Dealing wtih Power of Attorney Problems.   I frequently receive calls from family members when the original POA can’t be found. Banks and investment companies need to review the original POA the first time that they deal with the attorney in fact. If the client who signed the Power of Attorney still has the mental capacity to understand and sign legal documents, signing a new POA is the best option.  This is the same solution when the attorney-in-fact is told that the POA is “stale”.  This will definitely happen if the POA is more than ten years old, and will possibly happen if the POA is more than 5 years old.   In both cases, if my client can no longer understand and sign legal documents, I can attach an Affidavit to my copy of the POA, stating that it is still in full force and effect, and has not be destroyed or replaced by a later POA.

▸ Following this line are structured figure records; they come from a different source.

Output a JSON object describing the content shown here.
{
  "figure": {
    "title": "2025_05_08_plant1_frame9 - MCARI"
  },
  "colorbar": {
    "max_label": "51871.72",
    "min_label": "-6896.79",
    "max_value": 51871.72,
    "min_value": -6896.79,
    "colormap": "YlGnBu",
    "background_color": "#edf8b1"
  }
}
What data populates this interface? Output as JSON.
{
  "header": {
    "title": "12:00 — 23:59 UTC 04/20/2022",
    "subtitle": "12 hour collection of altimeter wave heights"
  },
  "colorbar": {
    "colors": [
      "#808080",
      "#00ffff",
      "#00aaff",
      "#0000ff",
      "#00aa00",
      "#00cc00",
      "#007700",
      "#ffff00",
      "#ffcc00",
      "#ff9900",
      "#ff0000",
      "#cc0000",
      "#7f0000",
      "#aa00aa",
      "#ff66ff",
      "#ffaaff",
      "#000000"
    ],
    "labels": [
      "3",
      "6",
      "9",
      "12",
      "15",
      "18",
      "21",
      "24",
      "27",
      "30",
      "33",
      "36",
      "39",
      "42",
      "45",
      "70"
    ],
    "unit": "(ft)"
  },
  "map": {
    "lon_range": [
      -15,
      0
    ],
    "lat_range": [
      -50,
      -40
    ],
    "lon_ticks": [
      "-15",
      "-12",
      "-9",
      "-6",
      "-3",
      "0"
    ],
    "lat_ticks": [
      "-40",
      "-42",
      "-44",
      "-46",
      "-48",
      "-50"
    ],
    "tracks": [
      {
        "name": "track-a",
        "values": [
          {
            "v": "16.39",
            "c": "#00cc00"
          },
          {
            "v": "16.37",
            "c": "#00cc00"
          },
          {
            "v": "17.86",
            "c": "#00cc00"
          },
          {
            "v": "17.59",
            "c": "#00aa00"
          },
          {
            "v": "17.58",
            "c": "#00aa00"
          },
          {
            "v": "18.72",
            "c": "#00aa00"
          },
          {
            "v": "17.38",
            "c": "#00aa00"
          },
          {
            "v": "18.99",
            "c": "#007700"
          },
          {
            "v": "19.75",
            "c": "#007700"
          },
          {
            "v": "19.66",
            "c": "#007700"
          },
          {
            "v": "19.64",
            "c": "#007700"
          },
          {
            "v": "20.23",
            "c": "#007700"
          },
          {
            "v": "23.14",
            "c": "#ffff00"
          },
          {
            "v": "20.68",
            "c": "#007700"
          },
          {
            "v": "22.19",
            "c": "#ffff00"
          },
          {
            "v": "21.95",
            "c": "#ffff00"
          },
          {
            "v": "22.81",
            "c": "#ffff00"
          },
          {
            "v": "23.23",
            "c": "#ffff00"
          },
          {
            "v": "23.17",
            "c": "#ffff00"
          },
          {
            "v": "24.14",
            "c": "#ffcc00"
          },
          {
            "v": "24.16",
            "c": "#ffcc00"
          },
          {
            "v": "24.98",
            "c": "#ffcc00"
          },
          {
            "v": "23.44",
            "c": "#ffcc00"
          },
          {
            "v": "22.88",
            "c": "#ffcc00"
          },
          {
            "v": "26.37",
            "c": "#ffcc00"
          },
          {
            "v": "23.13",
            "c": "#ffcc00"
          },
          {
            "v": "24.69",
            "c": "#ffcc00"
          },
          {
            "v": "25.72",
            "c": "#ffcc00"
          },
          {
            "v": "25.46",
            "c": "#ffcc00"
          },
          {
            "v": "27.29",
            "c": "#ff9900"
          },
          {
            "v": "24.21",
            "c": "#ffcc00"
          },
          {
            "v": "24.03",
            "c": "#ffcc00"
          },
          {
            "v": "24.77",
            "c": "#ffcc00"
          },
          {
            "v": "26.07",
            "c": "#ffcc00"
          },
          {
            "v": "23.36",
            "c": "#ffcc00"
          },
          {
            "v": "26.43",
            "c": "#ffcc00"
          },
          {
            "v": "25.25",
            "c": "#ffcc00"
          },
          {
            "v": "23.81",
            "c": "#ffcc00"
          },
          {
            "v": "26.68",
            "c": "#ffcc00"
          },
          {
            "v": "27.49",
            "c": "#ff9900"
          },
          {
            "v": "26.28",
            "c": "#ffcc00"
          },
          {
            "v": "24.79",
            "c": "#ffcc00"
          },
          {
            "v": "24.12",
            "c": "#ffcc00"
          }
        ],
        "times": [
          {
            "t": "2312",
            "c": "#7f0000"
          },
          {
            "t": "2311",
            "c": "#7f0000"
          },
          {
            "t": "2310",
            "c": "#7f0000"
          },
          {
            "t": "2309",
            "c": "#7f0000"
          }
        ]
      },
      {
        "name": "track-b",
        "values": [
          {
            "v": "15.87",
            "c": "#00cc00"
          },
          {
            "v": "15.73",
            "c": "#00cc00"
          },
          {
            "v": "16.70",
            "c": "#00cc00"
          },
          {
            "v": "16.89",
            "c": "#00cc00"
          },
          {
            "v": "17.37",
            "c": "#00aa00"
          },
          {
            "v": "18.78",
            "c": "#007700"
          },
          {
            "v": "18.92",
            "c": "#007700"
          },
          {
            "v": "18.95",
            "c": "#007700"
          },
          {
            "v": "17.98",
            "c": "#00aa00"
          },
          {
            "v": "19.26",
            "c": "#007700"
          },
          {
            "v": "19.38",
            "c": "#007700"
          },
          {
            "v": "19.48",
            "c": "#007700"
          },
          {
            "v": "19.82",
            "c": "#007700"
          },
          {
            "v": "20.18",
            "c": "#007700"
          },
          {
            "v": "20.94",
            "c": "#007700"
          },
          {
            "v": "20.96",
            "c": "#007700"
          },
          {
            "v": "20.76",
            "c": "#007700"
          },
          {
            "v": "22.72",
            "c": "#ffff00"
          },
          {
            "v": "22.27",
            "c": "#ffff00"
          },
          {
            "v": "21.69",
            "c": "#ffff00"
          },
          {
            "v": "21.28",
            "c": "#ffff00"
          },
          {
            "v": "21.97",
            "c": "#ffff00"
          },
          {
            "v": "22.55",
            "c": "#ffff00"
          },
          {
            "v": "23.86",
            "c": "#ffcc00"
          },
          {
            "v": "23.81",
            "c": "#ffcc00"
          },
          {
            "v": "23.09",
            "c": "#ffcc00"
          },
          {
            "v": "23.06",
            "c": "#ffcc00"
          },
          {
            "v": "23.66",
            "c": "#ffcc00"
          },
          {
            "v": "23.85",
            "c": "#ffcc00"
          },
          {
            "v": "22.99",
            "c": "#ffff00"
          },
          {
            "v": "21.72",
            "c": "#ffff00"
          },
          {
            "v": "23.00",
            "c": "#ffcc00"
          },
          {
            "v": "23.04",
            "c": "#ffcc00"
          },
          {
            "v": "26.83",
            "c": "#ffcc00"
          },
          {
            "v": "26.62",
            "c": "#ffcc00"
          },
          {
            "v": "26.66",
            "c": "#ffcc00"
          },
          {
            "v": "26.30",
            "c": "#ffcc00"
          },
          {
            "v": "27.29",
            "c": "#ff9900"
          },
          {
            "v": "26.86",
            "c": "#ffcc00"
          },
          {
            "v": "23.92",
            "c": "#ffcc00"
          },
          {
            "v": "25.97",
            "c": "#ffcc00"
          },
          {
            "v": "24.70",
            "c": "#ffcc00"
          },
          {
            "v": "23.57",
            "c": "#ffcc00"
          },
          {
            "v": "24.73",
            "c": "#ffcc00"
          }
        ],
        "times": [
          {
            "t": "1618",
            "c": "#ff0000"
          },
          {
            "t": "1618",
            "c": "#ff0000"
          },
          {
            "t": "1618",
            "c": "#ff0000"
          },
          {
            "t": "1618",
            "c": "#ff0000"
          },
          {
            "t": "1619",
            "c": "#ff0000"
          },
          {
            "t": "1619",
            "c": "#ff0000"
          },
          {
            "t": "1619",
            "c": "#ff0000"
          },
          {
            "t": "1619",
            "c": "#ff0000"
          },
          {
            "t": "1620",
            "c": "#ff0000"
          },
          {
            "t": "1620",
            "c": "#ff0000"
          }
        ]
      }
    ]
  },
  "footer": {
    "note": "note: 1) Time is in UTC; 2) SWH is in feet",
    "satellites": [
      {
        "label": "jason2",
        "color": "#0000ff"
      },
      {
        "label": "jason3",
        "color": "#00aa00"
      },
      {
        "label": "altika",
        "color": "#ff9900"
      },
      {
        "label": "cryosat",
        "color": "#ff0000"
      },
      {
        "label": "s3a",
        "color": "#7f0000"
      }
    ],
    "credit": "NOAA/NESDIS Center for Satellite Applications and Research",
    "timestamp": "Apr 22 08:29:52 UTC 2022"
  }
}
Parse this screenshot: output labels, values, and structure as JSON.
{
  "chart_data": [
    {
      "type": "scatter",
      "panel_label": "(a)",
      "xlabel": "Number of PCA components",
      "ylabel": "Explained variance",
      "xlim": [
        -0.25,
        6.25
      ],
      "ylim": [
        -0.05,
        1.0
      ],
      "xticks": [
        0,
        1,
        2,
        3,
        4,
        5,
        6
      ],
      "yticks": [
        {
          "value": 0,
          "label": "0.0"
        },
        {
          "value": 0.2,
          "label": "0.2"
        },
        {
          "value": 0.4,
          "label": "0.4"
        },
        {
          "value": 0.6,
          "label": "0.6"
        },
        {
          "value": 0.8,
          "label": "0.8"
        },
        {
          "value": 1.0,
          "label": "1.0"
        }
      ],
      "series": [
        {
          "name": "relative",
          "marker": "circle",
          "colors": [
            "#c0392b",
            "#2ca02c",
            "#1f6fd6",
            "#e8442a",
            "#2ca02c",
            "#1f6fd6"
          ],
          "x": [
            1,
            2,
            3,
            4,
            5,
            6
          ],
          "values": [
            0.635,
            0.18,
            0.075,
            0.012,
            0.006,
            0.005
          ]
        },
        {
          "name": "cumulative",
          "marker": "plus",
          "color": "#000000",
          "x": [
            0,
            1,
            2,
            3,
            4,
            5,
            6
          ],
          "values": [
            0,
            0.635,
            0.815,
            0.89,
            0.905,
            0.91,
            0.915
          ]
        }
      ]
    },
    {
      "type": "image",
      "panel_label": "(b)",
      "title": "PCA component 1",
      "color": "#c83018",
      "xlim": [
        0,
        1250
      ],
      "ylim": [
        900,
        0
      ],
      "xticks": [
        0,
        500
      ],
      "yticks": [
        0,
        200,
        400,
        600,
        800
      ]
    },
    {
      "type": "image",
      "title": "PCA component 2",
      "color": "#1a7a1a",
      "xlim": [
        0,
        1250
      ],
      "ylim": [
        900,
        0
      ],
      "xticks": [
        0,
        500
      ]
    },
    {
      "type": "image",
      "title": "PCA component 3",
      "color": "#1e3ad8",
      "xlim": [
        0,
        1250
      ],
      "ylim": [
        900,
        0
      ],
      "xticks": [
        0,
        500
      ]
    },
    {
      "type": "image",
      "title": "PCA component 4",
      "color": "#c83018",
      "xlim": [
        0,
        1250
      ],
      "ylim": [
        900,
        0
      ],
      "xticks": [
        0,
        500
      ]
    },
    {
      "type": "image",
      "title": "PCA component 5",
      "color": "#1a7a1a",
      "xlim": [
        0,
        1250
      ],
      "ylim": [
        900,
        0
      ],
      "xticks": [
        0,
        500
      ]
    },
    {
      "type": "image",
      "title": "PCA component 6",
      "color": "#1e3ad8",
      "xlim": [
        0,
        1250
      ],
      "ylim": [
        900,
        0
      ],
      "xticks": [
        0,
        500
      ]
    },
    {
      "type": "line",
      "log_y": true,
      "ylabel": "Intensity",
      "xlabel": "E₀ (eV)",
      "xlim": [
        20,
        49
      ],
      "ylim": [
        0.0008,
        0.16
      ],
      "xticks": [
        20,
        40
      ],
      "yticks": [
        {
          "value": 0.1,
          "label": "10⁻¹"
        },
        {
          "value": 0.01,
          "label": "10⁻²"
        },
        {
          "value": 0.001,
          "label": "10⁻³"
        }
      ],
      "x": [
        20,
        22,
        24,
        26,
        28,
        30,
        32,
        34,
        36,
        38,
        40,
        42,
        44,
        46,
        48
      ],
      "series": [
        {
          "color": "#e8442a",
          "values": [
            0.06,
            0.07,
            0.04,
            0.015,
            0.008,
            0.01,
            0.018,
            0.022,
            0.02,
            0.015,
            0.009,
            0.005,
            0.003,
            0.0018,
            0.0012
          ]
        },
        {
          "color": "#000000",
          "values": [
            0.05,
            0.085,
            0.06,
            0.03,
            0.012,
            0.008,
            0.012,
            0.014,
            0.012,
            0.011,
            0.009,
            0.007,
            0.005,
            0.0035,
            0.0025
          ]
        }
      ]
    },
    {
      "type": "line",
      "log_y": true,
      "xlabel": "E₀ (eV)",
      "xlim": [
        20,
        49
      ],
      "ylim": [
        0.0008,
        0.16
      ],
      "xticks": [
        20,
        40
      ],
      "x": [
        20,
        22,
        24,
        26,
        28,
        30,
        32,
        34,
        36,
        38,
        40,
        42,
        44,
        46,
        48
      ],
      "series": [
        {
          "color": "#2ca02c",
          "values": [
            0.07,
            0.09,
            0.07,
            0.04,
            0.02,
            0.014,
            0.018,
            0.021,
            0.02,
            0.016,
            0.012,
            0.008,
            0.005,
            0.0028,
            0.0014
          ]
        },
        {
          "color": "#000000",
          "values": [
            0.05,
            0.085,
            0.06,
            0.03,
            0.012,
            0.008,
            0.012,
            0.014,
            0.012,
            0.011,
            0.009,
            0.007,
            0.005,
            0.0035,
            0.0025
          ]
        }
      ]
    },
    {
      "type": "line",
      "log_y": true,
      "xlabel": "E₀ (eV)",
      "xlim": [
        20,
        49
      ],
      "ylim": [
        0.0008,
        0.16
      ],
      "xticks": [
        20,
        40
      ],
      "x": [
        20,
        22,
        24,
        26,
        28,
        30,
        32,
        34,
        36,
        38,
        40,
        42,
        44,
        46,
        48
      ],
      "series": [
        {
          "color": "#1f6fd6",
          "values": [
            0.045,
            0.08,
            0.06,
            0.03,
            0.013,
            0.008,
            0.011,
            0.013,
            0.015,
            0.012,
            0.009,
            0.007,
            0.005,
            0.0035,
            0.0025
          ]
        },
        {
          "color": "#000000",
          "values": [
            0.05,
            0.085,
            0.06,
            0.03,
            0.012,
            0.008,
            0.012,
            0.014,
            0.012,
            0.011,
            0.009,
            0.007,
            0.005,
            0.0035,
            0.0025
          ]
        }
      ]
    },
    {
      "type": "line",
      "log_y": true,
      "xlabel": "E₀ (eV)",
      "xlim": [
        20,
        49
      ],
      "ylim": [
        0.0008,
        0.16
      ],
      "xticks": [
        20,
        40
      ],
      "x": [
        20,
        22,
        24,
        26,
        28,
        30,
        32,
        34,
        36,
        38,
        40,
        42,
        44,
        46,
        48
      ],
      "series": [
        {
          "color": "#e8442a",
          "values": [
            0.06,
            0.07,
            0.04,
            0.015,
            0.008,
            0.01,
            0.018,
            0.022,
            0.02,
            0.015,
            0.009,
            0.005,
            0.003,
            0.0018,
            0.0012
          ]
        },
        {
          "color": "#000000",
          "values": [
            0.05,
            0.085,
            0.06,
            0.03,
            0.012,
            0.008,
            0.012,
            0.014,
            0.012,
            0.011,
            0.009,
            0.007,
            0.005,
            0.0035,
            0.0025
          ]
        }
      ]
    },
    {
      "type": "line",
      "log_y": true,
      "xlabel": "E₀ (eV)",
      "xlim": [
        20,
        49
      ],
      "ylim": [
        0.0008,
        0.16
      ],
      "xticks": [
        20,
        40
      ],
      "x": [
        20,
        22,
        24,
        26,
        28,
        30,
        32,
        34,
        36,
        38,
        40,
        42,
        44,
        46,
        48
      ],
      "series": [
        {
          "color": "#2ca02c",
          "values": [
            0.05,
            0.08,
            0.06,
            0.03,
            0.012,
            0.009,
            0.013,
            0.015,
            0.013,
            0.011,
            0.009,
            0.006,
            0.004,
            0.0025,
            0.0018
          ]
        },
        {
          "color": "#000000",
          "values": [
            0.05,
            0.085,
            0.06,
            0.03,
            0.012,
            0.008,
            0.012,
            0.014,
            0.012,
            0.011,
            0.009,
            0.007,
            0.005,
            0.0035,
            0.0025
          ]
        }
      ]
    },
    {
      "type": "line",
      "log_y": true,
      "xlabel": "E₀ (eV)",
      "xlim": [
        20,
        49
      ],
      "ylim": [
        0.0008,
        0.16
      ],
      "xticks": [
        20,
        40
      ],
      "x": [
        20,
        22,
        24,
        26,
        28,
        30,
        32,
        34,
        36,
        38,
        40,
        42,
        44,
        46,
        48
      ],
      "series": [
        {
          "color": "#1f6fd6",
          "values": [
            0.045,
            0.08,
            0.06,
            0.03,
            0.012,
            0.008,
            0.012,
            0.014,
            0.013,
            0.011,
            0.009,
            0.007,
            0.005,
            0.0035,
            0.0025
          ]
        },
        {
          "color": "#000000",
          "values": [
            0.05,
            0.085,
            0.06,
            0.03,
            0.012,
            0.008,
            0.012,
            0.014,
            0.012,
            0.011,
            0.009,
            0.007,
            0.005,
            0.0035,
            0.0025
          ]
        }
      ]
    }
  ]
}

A more diifficult problem is when the attorney-in-fact won’t take any actions until there is a doctor’s certification that my client is no longer able to manage his or her affairs, even though the POA is not a Springing POA.   This usually happens when the attorney-in-fact is my client’s accountant or financial advisor.   They are reluctant to act without the medical certification, even though the POA does nto require it.  For that reason, I have been adding language to the Durable POA’s that I am drafting, stating that no medical certification is required before an attorney-in-fact can take actions on my client’s behalf.  I am hopeful that this language will deal with this problem.

Elder financial abuse is a real problem.  Banks and investment companies have to be careful when dealing with an attorney-in-fact.   While POA problems can be bothersome, you should be happy that your bank or investment company is being careful when dealing with your attorney-in-fact.